RESIDENCIA EN CURSO


SMOOTH LOVING ROOM PER SE

Gabriela Mendizábal


OPEN STUDIO


Apertura: sábado 13 de agosto, 2022

BRINDIS DE HONOR 17h
&
JAM SESSION [SIN NOMBRE #1] 18:30-22h
{
Gabriel Macotela—Guitarra
Fernando Caridi—Bajo/Theremin/FX
Jorge Berumen—Batería
Carlos Icaza—Percusiones
Basurita Records—Sintetizador
Feike De Jong—Sax alto
Aura Luthien—Pad
Mitamine Lab—Mix tape
}



La obra de Gabriela sorprende por la contundencia y libertad de trazos, que a la vez que construye especies de situaciones místicas propias de las composiciones Blakeianas, parecieran no ser sino trazos arbitrarios, frívolos, irrespetuosos, que presumen la no-condesendencia con nada-nadie-consigo misma.
Oscilaciones incesantes, que en sus palabras se relacionan con “tangibilidad-intangibilidad”, pero que quizá en una interpretación más... arriesgada?, no serían sino reflexión plástica inmanente, experimentos y apuntes, que más que expresión, serían sólo parte de un discurrir o delirar, acerca de eso olvidado que ocurre entre el espíritu y la materia.

Gabriela Mendizábal, 1997
Egresada del St. John’s College de Santa Fe, Nuevo México, 2016-21. Gabriela cuenta con exhibiciones colectivas en México y Estados Unidos. Y de manera reciente ha sido aceptada en The New York Studio School, dentro del programa de certificación en Pintura.

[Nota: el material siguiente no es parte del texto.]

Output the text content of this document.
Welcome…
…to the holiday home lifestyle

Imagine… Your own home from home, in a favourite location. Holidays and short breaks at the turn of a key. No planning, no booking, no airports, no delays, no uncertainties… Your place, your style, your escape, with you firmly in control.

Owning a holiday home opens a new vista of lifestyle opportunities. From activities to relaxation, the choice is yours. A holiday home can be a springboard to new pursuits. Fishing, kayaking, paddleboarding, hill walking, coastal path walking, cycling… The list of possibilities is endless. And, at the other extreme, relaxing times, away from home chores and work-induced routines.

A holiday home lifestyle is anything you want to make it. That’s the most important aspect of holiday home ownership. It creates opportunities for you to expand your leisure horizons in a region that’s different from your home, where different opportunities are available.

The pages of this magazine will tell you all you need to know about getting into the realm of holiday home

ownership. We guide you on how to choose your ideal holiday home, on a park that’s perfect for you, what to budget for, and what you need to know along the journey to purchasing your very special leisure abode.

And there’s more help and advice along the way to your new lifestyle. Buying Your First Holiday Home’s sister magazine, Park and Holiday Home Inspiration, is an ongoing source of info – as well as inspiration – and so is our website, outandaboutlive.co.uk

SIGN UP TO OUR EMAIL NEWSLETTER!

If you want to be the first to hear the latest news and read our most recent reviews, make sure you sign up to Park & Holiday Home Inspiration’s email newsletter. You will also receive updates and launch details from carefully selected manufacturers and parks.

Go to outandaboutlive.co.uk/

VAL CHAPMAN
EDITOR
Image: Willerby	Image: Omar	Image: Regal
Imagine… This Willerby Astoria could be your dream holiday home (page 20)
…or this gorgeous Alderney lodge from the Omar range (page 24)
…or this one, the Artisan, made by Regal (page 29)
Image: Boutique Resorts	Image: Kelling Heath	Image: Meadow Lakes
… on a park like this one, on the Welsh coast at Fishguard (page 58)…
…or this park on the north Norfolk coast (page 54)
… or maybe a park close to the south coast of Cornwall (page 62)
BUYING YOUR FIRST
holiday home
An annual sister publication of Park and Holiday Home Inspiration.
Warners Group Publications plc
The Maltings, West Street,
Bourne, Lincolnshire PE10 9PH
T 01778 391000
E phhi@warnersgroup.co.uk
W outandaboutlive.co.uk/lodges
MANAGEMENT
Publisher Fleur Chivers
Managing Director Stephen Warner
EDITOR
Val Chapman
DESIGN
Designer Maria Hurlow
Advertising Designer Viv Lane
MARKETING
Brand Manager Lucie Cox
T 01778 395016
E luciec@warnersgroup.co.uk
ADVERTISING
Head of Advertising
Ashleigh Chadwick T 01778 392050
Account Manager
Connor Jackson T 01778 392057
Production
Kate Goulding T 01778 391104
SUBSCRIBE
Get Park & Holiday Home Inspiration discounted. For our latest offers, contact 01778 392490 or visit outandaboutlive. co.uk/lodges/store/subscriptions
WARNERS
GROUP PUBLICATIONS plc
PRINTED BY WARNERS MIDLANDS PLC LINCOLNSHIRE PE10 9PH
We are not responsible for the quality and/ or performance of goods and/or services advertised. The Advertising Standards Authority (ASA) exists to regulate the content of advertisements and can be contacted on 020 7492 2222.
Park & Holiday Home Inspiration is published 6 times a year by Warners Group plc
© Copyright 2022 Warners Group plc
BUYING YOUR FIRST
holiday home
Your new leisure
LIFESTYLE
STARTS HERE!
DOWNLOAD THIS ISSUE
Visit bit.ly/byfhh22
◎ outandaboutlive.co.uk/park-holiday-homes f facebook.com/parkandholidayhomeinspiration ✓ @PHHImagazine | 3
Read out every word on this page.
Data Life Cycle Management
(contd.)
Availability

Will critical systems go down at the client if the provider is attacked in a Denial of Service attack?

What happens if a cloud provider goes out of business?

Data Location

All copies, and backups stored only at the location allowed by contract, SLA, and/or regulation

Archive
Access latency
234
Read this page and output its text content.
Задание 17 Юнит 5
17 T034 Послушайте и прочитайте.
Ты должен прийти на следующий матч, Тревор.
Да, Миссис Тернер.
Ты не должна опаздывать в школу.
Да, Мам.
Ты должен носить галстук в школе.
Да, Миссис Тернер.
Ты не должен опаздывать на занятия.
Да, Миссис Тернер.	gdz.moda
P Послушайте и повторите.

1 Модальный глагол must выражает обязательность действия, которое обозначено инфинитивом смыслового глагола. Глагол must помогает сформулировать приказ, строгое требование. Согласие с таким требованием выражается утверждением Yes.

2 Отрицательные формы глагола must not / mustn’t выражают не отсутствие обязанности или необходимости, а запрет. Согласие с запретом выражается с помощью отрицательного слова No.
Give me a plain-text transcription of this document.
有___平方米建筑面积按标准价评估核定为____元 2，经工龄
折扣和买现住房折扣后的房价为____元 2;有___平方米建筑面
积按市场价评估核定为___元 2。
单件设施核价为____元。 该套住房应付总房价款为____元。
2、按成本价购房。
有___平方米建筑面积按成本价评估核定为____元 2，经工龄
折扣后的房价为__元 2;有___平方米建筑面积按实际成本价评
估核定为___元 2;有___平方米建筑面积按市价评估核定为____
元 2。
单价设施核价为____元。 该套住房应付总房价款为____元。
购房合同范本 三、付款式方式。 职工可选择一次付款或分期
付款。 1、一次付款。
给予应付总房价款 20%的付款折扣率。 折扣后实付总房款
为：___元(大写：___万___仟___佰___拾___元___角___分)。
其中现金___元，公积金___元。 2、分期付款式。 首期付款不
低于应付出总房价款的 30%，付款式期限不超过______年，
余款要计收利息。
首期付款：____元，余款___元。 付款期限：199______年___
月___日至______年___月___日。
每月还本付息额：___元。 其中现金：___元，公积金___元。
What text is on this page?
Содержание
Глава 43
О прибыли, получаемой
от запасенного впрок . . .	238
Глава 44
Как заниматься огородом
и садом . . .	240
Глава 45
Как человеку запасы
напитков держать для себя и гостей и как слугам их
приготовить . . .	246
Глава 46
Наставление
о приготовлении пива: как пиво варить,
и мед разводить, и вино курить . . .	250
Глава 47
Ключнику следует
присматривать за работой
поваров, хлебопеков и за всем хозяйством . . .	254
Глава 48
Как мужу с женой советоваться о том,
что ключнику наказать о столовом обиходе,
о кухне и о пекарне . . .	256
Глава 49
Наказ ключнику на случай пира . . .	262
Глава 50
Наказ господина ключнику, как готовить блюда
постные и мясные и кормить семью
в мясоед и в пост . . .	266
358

Decir la obra de Gabriela Mendizábal es decir el borde de las cosas. Lo que pinta no cabe en sus telas y papeles, se satura y encima, como palimpsesto emocional que esconde y revela —en alternancia— sus signos y tramas. El dibujo es, de por sí, una forma de escritura, contiene en sí mismo todo lo demás, como un camino que se dice y se desdice —en cuanto obra— en lo que se ira acumulando entre capas de oleo que —en tanto manchas— se tienden orgánicas como cuerpos y figuras en un tapiz líquido que no logra atraparlas, que seduce desde sus tensiones evidentes, pero también, desde sus mínimos vericuetos que se tienden, agazapados, para irse revelando a la mirada como un proceso que se niega a serlo, que surge como una inmanencia desde el trazado en carboncillo, sin nunca agotarse, y como la selva, manifestándose sin un orden, y aún, con todo tan en su lugar en ese saberse del paisaje —más allá de la idea misma de paisaje— como no lo puede estar en un jardín o un arreglo floral. La luz invade e inunda todo, lo desborda, se manifiesta en el per-se que lo anuncia.










Es algo dado, otorgado, como el amor —si se quiere— se da o no se da, como las plantas, según sea el lugar y el momento, lo propicio de los ambientes y los humores. Agreste, y aún, con una suavidad que lo portabiliza, ya sea en un vaso o un lienzo, que seduce los colores de su paleta crecen sin control ni proporción, del tingo al tango, como el clima: se escurre y sedimenta, se anuncia, imponiéndose en su totalidad, como una aparición, y aún, abierta a esos pequeños gestos que lo constituyen permeándose en el de por sí del mundo, sea el ruido de los pájaros dibujado apenas, las vísceras que pesan en tanto sus tránsitos y apariencias, desleídos en tonos que se van doblando hasta desaparecer.














Sus ocres, carmines y violetas van cayendo –como si volaran- en el blanco, tal y como si fuera un abismo, apenas matizado por mínimas sombras que conjuran su levedad para darle un peso que se sigue asumiendo en los matices de un boceto que se impone, que no se sabe resuelto..
















(...) que podría continuarse, en la mística paradójica de ciertos cuentos árabes que nos rescata Borges para ponerlos en pequeñas cajas, como la naturaleza misma, sin finalidad ni propósito aparente, más allá de descripciones y ordenamientos. Siempre lista, siempre dispuesta al descubrimiento.